Tanto che, tra marzo e ottobre 2025, otto ragazzi su dieci tra 9 e 16 anni in Italia hanno usato ChatGPT o altri strumenti di AI generativa per studiare, risparmiare tempo e semplificare le ricerche. «ChatGPT è diventato il mio nuovo Google», raccontano in sintesi diversi intervistati, soprattutto in Italia, con i nostri ragazzi tra i maggiori utilizzatori in Europa, secondi solo all’Austria (94%) e alla Repubblica Ceca (quasi il 100%) e ben sopra la media del 72%.
Ma accanto alla diffusione capillare non emerge un entusiasmo cieco. Al contrario, il report restituisce l’immagine di una generazione che usa l’AI in modo pragmatico, spesso strumentale, e che al tempo stesso ne osserva con attenzione i limiti.
Studio e praticità: i driver principali
L’indagine, condotta su 2.170 studenti italiani e oltre 25.000 ragazzi in 17 paesi europei, mostra che l’uso principale è legato all’apprendimento scolastico: il 44% utilizza l’AI per riassumere o spiegare testi lunghi, il 26% per scrivere temi o saggi. Le motivazioni sono principalmente pratiche: risparmio di tempo (45%), impossibilità di trovare informazioni altrove (43%) e semplificazione delle attività (28%).

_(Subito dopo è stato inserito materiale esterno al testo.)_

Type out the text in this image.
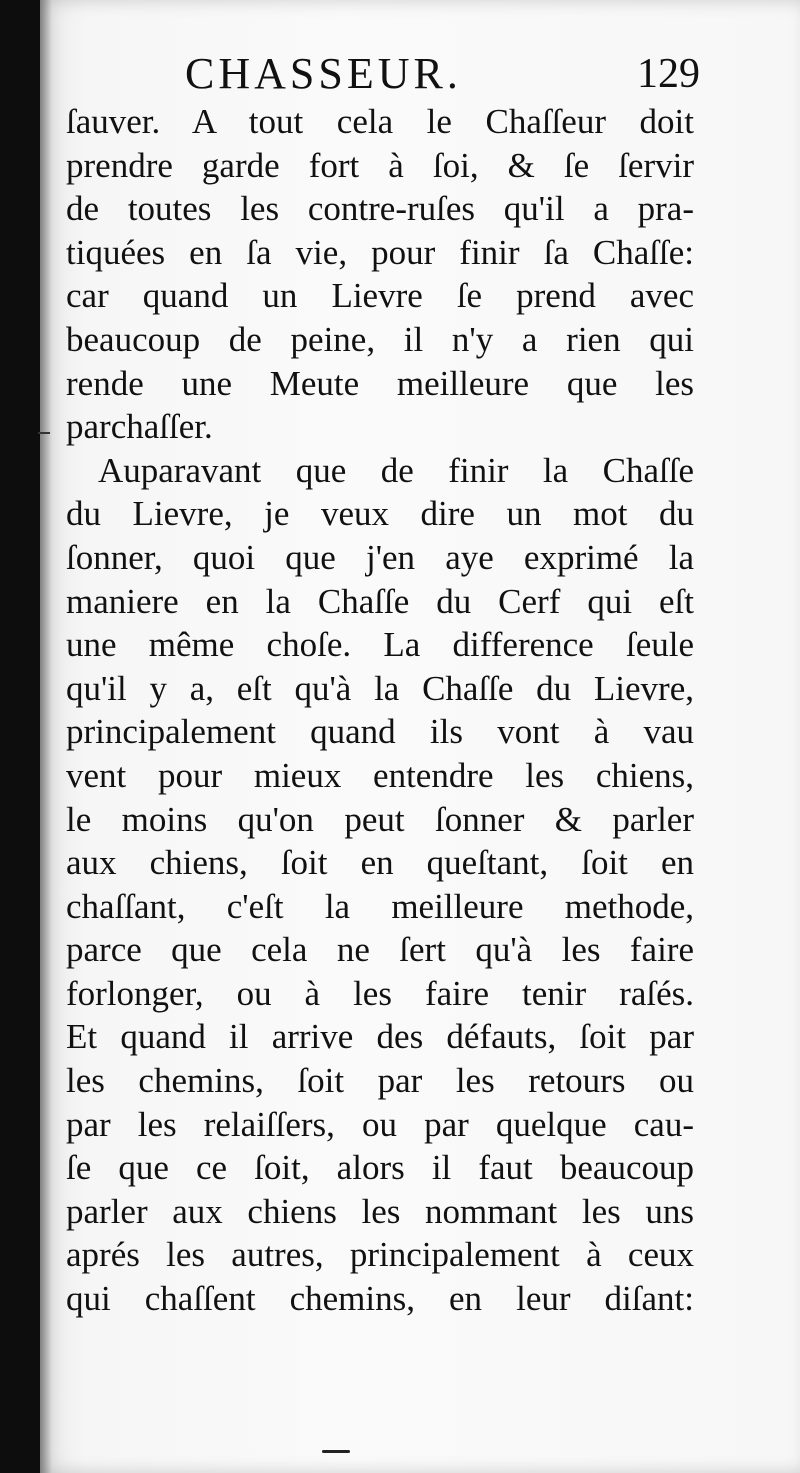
CHASSEUR.	129
ſauver. A tout cela le Chaſſeur doit
prendre garde fort à ſoi, & ſe ſervir
de toutes les contre-ruſes qu'il a pra-
tiquées en ſa vie, pour finir ſa Chaſſe:
car quand un Lievre ſe prend avec
beaucoup de peine, il n'y a rien qui
rende une Meute meilleure que les
parchaſſer.
Auparavant que de finir la Chaſſe
du Lievre, je veux dire un mot du
ſonner, quoi que j'en aye exprimé la
maniere en la Chaſſe du Cerf qui eſt
une même choſe. La difference ſeule
qu'il y a, eſt qu'à la Chaſſe du Lievre,
principalement quand ils vont à vau
vent pour mieux entendre les chiens,
le moins qu'on peut ſonner & parler
aux chiens, ſoit en queſtant, ſoit en
chaſſant, c'eſt la meilleure methode,
parce que cela ne ſert qu'à les faire
forlonger, ou à les faire tenir raſés.
Et quand il arrive des défauts, ſoit par
les chemins, ſoit par les retours ou
par les relaiſſers, ou par quelque cau-
ſe que ce ſoit, alors il faut beaucoup
parler aux chiens les nommant les uns
aprés les autres, principalement à ceux
qui chaſſent chemins, en leur diſant:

«L’ho scoperta l’anno scorso alle superiori, perché i miei amici dicevano tutti di questa applicazione che faceva i compiti», racconta Elena, 15 anni, in una delle 244 interviste qualitative condotte in Europa. Come lei, molti giovani italiani hanno appreso dell’AI dai compagni di classe o dai social media, raramente dai genitori.